Heavy Travel, Heavy Mud, and a Win: A Mark Legg-Compton Report
Building on her successes at Koksijde World Cup and the US National Championships in Kansas City, Katie Compton continued her winning ways Sunday at the World Cup in Nommay, France. Following her dominant performance, Cyclocross Magazine got the inside scoop on Compton’s successful weekend and travels from husband Mark Legg-Compton. Here is his report:
Katie and I arrived to Belgium Friday morning after traveling from Colorado Springs via Amsterdam and a train ride to Belgium. We drove down to France Saturday with Sue Butler for a pre-ride on the wet Nommay parcourse. The course looked thick and fun but Katie’s legs were feeling heavy from the long flight and six hour drive. Katie and Sue tried to find some smooth roads to spin out the legs before number pickup and the manager’s meeting. The meetings are usually a short affair however in France it turned out to be a bit long winded. Thankfully the English translations were brief. Once the meeting finished up we busted out with the van to find our hotel that had kindly been booked by Ken Whelpdale formerly of USA Cycling (if anyone needs to find a hotel in Europe he can find you a selection of hotels and book one for you).
Katie woke up with good legs and was hopeful for a good race after the long flight and drive the day before. Katie’s legs will cramp after sitting for long periods of time so we have to be careful on these long travel days. That’s where we made a mistake for the first WC in Kalmthout, we tried sleeping on the flight over from the US. We recently started using Skins compression tights which Katie feels is helping with her legs on long flights. She’s also racing with a Skins compression sleeveless shirt for the race efforts.
The race day pre-ride revealed a nice, heavy, wet course with a lot of grass and mud buildup on the bike. I was expecting a busy day in the pit from the mud and grass. Sue was still feeling the effects of jetlag and didn’t sleep very well and woke up feeling tired. Katie and I were completely exhausted from the flight so we managed to sleep all night.
After getting the pre-ride bikes washed up and prepped for the race I recruited a local French guy who didn’t speak English to pit for Sue. It worked out nicely. The locals were really friendly and were interested in testing their English on us. During the race Katie heard her name a lot during the race while cheers for Hanka were not so abundant. I suspect the French were happy to see an American beat a German.
Katie got off to a comfortable start in fourth position before the stairs then moved up into third by the first pass by the pit. Unlike Koksijde, where Katie was bumped offline and lost a several positions and was forced to regain the positions back to the head of the race, this time Katie was able to relax at the front of the race. As the race headed toward pit 2 on lap 1 Helen Wyman briefly led the race until opting to pit for a fresh bike. That gave way for Hanka to take the lead with Katie up the muddy slope making it a two horse race.

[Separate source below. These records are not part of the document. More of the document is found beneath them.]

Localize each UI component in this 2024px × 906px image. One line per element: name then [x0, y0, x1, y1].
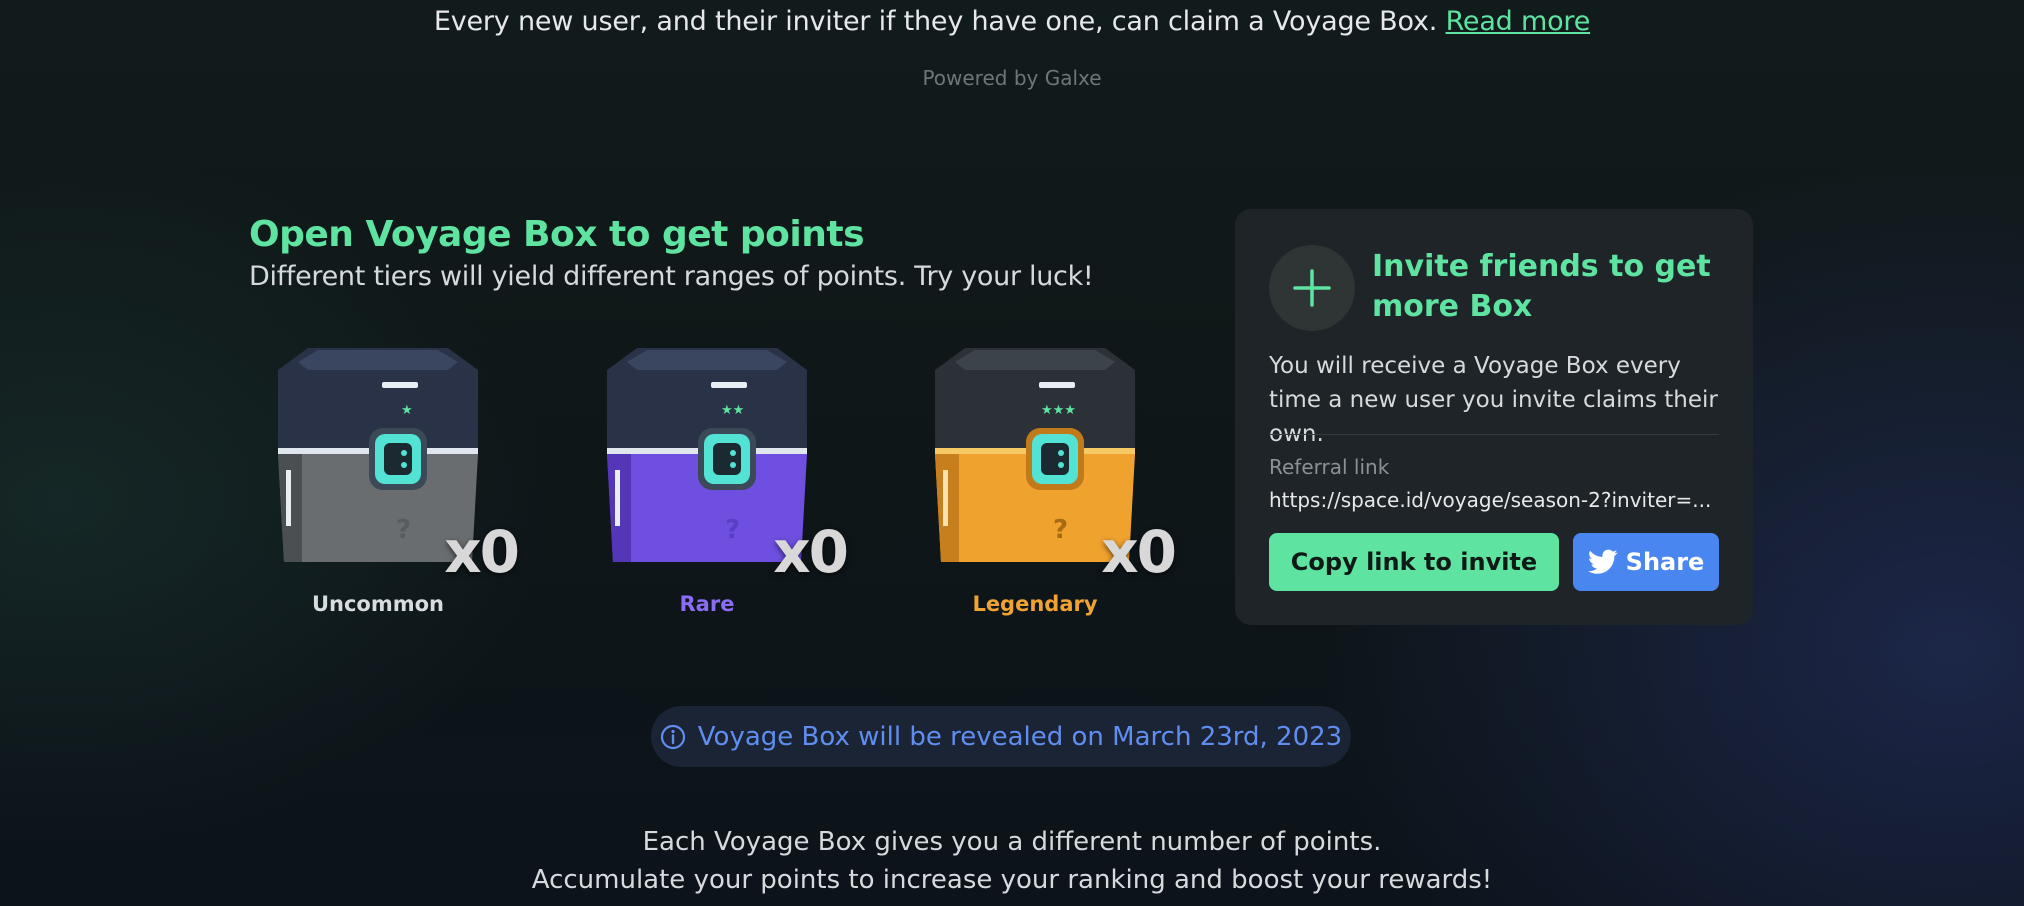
- svg-text:★★★: ★★★: [1041, 403, 1076, 418]
- box-count-legendary: x0: [1101, 518, 1177, 586]
- box-label-uncommon: Uncommon: [311, 592, 445, 616]
- boxes-section-title: Open Voyage Box to get points: [249, 214, 865, 255]
- box-tile-uncommon[interactable]: ? ★ x0 Uncommon: [258, 340, 520, 630]
- powered-by-text: Powered by Galxe: [922, 66, 1102, 90]
- box-label-legendary: Legendary: [972, 592, 1098, 616]
- referral-link-label: Referral link: [1269, 455, 1390, 479]
- box-tile-rare[interactable]: ? ★★ x0 Rare: [587, 340, 849, 630]
- svg-text:?: ?: [1053, 515, 1068, 545]
- invite-card-description: You will receive a Voyage Box every time…: [1269, 353, 1718, 447]
- share-button-label: Share: [1625, 548, 1705, 576]
- svg-text:?: ?: [725, 515, 740, 545]
- intro-line: Every new user, and their inviter if the…: [0, 6, 2024, 37]
- read-more-link[interactable]: Read more: [1446, 6, 1591, 37]
- copy-invite-link-label: Copy link to invite: [1290, 548, 1538, 576]
- boxes-section-subtitle: Different tiers will yield different ran…: [249, 261, 1094, 292]
- svg-text:?: ?: [396, 515, 411, 545]
- intro-text: Every new user, and their inviter if the…: [433, 6, 1438, 37]
- share-button[interactable]: Share: [1573, 533, 1719, 591]
- twitter-icon: [1587, 549, 1618, 574]
- footer-line-1: Each Voyage Box gives you a different nu…: [642, 827, 1382, 857]
- plus-icon-circle: [1269, 245, 1355, 331]
- divider: [1269, 434, 1719, 435]
- reveal-notice-text: Voyage Box will be revealed on March 23r…: [697, 721, 1343, 752]
- reveal-notice: Voyage Box will be revealed on March 23r…: [651, 706, 1351, 767]
- svg-text:★: ★: [401, 403, 413, 418]
- footer-line-2: Accumulate your points to increase your …: [531, 865, 1493, 895]
- box-count-uncommon: x0: [444, 518, 520, 586]
- box-label-rare: Rare: [679, 592, 735, 616]
- info-icon: [660, 724, 685, 749]
- plus-icon: [1293, 269, 1331, 307]
- copy-invite-link-button[interactable]: Copy link to invite: [1269, 533, 1559, 591]
- referral-link-value[interactable]: https://space.id/voyage/season-2?inviter…: [1269, 488, 1719, 512]
- svg-text:★★: ★★: [721, 403, 744, 418]
- box-tile-legendary[interactable]: ? ★★★ x0 Legendary: [915, 340, 1177, 630]
- invite-card-title: Invite friends to get more Box: [1372, 249, 1711, 324]
- box-count-rare: x0: [773, 518, 849, 586]
- invite-card: Invite friends to get more Box You will …: [1235, 209, 1753, 625]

For the rest of the race Katie and Hanka traded pulls at the front of the race until Hanka allowed a small gap to open just before the start of the last lap. When Katie hit the pavement heading into the last lap she made a seated acceleration so it didn’t look obvious that she was attacking and quickly increased her gap. Katie applied a little more pressure to increase her lead heading into pit 1 on the last lap holding just a 6 second gap. Katie and Hanka both pitted in pit 1 on the last lap giving the riders fresh bikes for the last push to the line. It didn’t take long for Katie to increase her lead on the final lap. Hanka looked very uncomfortable doing all she could to hold off a late charging Georgia Gould.
Katie took her second consecutive World Cup win comfortably in front of the receptive French crowd while I busted arse over to the finish line to hand Katie her podium jersey and hat. Once the podium ceremony and interviews were completed, Katie headed off to doping control while I ran to get her a set of rollers to ride while waiting to complete the control. Katie commented to me after the control that it was the strictest protocol she’s ever seen. We suspect it was due to the French-run Doping Control rather than the lax procedures run in Belgium.
Overall we’re really happy with the race. Katie beat Hanka, dropping her on a heavy mud course, which we’re expecting to see for the World Championships in Holland. During lap three Katie noticed Hanka’s pace dropping off. It was evident in the slow lap time. Katie bided her time until applying the pressure and dropped Hanka by a considerable amount in one lap.
Equipment report: I would say something about the new drivetrain but…we paid money for it! On the wheel front, the Edge 68′s and 38′s performed really well! Both have yet to see a spoke wrench this season.